А чувства были весьма сложные. Сперва растерянность. Что в таком случае делать? Остановить обсуждение? Выразить соболезнование? Возможно, Карнач ждет этого. Посмотрел на него. Взгляды их встретились. Но в глазах у Карнача не было просьбы об участии. Только усталость и грусть. Можно было подумать, что разговор идет не о нем и он с нетерпением ждет, когда все кончится. Игнатович вдруг разозлился. Вот так получается: жене не сказал о смерти матери, потому что если б Даша знала, то знала бы и Лиза, знал бы и он; а этой женщине сказал. Что она ему? Как далеко зашли их отношения? Взбудоражила и возмутила мысль, что он, человек, который знает, кажется, все, что делается в городе, во всяком случае, обязан знать, оказывается, не знает, что происходит в его приемной.
Злость обратилась на Галину Владимировну. Скажи, пожалуйста, как сговорились растрогать его смертью матери! В какой момент! Пожалейте, мол, пятидесятилетнего сироту! Постыдились бы! Но тут же устыдился сам, опять подумал, что злость — плохой советчик, что его пост обязывает сохранять самую высокую объективность при любых обстоятельствах. Выдержка — ценное качество.
И Герасим Петрович затоптал злость, как окурок, от которого может возникнуть пожар. Но от этого не стало легче. Вдруг и он, как Карнач, почувствовал усталость и желание поскорей покончить с этим неприятным вопросом. А еще появилось странное ощущение: он будто что-то потерял или в чем-то потерпел поражение от неведомого противника. В самом деле странно. Что он мог потерять? Кто и в чем одержал над ним верх?

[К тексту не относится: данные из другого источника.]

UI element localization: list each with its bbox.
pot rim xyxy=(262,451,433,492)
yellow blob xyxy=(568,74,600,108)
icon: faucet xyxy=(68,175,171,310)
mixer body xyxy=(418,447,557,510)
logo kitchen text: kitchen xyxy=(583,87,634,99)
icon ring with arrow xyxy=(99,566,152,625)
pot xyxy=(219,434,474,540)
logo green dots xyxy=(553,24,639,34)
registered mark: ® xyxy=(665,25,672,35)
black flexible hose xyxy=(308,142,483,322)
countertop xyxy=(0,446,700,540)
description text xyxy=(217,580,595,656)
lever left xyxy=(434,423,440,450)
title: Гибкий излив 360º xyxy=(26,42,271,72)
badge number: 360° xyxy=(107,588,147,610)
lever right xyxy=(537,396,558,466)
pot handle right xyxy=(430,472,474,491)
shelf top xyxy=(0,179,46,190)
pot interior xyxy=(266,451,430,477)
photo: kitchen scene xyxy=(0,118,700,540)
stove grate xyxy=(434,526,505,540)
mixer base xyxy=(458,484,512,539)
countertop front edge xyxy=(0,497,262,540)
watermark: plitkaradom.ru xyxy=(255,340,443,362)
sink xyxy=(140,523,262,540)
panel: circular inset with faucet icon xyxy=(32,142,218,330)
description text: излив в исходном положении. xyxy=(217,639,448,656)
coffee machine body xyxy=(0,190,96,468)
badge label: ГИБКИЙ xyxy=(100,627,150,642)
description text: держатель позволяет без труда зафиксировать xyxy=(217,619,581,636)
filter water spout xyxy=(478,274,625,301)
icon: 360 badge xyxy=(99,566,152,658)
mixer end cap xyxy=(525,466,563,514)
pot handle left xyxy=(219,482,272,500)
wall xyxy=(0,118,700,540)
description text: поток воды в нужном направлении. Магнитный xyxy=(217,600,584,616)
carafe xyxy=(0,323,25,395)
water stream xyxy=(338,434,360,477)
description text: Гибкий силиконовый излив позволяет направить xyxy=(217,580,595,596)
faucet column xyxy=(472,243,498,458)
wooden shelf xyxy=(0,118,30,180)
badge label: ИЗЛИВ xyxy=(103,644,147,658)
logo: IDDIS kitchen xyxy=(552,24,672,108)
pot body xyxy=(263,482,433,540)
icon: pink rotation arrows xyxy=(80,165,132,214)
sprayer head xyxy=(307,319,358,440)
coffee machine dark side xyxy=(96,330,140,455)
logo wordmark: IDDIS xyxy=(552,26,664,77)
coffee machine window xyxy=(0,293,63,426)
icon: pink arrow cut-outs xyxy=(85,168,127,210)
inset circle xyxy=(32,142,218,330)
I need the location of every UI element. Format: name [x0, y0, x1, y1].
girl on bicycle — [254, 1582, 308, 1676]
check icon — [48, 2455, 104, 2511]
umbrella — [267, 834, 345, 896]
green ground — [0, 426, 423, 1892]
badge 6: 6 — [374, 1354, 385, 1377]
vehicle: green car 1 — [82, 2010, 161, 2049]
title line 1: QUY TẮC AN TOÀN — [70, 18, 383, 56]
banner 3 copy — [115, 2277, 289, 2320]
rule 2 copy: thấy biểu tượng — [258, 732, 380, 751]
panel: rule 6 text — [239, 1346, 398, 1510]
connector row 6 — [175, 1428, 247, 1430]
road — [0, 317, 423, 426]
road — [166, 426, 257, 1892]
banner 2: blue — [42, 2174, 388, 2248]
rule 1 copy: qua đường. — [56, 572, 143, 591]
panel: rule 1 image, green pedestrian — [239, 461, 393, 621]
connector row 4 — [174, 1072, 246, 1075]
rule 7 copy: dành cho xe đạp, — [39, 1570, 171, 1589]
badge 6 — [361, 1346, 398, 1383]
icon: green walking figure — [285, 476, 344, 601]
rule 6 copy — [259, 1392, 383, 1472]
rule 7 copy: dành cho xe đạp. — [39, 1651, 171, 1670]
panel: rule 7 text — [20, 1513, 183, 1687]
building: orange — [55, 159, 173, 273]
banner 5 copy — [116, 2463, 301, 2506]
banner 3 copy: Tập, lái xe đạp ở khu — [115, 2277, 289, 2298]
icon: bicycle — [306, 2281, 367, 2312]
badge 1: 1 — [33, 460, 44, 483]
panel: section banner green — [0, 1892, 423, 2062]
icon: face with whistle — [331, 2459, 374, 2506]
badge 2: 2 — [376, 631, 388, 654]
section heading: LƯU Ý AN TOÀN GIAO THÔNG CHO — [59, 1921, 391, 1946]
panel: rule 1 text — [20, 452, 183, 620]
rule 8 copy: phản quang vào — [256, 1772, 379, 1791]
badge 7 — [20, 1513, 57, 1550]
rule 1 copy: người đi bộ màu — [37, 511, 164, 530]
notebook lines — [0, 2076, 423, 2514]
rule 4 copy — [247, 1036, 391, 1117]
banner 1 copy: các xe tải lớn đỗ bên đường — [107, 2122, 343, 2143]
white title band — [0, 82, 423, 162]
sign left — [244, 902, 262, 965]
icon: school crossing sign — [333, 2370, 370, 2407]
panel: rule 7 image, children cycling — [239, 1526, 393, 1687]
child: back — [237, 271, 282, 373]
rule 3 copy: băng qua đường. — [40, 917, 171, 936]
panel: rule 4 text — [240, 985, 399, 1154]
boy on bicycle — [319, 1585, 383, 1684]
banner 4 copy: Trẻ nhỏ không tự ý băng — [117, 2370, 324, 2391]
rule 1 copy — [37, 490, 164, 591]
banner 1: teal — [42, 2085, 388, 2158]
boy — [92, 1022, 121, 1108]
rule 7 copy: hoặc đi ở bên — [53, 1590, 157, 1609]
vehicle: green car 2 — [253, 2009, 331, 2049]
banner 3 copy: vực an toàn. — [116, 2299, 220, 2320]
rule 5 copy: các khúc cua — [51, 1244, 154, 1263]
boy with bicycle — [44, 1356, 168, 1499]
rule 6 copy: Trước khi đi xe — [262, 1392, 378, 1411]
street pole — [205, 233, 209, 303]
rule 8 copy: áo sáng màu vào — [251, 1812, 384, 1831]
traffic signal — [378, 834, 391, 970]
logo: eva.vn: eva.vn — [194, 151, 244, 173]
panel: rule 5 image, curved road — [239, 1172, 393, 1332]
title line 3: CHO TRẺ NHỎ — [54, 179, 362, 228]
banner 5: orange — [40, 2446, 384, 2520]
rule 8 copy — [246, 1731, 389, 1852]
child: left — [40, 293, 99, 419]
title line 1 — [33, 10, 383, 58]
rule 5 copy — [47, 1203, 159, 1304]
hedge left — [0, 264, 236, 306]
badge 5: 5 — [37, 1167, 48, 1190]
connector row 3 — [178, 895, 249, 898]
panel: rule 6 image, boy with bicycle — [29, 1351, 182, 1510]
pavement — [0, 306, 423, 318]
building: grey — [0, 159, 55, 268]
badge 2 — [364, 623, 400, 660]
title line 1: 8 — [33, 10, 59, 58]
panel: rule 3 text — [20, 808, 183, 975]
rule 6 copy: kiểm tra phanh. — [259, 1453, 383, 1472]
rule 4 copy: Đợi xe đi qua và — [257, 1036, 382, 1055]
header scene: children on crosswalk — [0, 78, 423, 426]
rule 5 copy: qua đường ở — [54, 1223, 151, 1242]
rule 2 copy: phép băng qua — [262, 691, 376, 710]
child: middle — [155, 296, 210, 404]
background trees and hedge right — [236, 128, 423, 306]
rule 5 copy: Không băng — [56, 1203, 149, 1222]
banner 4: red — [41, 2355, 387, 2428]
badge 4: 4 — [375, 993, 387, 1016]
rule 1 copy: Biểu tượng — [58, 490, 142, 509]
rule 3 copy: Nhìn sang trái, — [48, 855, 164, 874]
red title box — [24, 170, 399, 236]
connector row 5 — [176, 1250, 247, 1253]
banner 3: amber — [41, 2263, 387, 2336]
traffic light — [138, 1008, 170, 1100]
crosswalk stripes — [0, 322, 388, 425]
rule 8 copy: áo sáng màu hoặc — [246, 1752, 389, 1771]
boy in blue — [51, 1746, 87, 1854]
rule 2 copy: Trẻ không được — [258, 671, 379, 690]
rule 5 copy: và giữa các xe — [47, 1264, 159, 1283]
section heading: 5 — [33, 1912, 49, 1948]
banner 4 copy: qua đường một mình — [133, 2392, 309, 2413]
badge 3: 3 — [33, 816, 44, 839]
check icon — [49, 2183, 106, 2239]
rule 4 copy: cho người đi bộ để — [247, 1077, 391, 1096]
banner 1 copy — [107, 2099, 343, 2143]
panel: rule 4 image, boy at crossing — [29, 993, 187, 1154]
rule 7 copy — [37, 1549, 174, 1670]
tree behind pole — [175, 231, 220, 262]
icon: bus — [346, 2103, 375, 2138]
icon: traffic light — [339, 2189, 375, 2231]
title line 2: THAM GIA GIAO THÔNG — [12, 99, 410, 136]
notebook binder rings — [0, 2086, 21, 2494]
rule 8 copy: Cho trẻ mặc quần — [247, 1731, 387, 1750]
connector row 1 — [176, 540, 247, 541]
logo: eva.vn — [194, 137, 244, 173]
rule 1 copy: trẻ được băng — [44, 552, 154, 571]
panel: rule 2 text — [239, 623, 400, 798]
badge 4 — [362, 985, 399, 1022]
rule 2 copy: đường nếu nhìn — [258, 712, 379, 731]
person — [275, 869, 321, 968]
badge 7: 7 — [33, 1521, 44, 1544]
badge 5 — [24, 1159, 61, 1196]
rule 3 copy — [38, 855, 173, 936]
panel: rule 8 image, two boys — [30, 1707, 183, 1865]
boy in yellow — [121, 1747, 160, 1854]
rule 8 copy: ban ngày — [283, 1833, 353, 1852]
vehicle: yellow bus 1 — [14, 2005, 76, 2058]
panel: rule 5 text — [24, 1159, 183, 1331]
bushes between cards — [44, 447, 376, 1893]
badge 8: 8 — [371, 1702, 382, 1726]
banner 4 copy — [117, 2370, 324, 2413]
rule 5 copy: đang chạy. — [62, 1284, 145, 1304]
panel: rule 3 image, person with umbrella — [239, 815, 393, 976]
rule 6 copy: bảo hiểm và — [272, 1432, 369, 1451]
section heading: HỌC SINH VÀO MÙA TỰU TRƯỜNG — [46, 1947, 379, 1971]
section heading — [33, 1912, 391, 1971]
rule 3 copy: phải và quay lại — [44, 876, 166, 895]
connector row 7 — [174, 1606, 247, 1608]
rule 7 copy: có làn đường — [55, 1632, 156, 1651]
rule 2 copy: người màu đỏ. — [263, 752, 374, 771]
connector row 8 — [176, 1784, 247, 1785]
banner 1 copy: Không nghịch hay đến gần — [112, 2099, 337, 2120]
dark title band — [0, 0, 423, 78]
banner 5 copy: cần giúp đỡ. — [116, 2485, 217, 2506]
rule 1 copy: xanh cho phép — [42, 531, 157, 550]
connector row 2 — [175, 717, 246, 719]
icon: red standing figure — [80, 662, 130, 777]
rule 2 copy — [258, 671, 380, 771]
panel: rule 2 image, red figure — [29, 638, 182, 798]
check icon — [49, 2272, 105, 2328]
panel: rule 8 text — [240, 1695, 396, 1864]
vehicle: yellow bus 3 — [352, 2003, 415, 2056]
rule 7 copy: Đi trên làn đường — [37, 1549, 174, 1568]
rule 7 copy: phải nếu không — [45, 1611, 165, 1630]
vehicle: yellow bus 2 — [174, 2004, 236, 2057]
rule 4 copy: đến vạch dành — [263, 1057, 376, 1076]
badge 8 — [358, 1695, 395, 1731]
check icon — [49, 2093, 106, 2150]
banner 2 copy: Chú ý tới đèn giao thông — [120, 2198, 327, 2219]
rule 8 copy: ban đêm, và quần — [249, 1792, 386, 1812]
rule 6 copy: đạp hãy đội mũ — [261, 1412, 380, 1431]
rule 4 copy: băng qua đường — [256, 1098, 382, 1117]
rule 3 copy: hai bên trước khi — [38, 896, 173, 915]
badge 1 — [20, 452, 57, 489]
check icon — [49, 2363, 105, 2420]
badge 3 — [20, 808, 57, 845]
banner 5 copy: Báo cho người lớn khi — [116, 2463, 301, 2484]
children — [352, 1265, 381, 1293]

Языкевич говорил мягко и уважительно. В архитектуру не лез, пускай разбираются специалисты. Главными недостатками считал запущенность делопроизводства, несвоевременное рассмотрение жалоб и заявлений трудящихся. За это здесь, на бюро, досталось уже не одному руководителю. Языкевич подчеркнул то, чему Герасим Петрович уделял особое внимание и за что карал безжалостно.
Не согласиться с Языкевичем Максим не мог. Бумаги действительно залеживаются, и порядка в них мало. Увлеченный творчеством, он не любил бюрократической работы, надеялся на Рогачевского. Но у заместителя тоже не тот характер, чтобы копаться в бумагах. Было обидно, что работники управления, вообще хорошие люди, не лодыри, подвели в такой мелочи. Кстати, не в первый раз. Максим сразу понял, почему Языкевич выдвигает на первый план заявления и жалобы. Год назад их проверяла комиссия народного контроля и записала это же; Языкевич сразу увидел, за что можно зацепиться.
В общем масштабе своей работы Максим мог считать «бумажные дела» второстепенными и перепоручать их заместителям и помощникам. Однако он отлично понимал, что здесь, на бюро, жалобам и заявлениям могут придать больше значения, чем всем архитектурным просчетам. «Привязка» дома или музыкальной школы, даже застройка Набережной, а тем более посадка «химика» — вещи сложные и спорные. Не каждый член бюро отважится забраться в такие архитектурные дебри. А заявления и жалобы трудящихся — это так понятно и так актуально после известного постановления ЦК.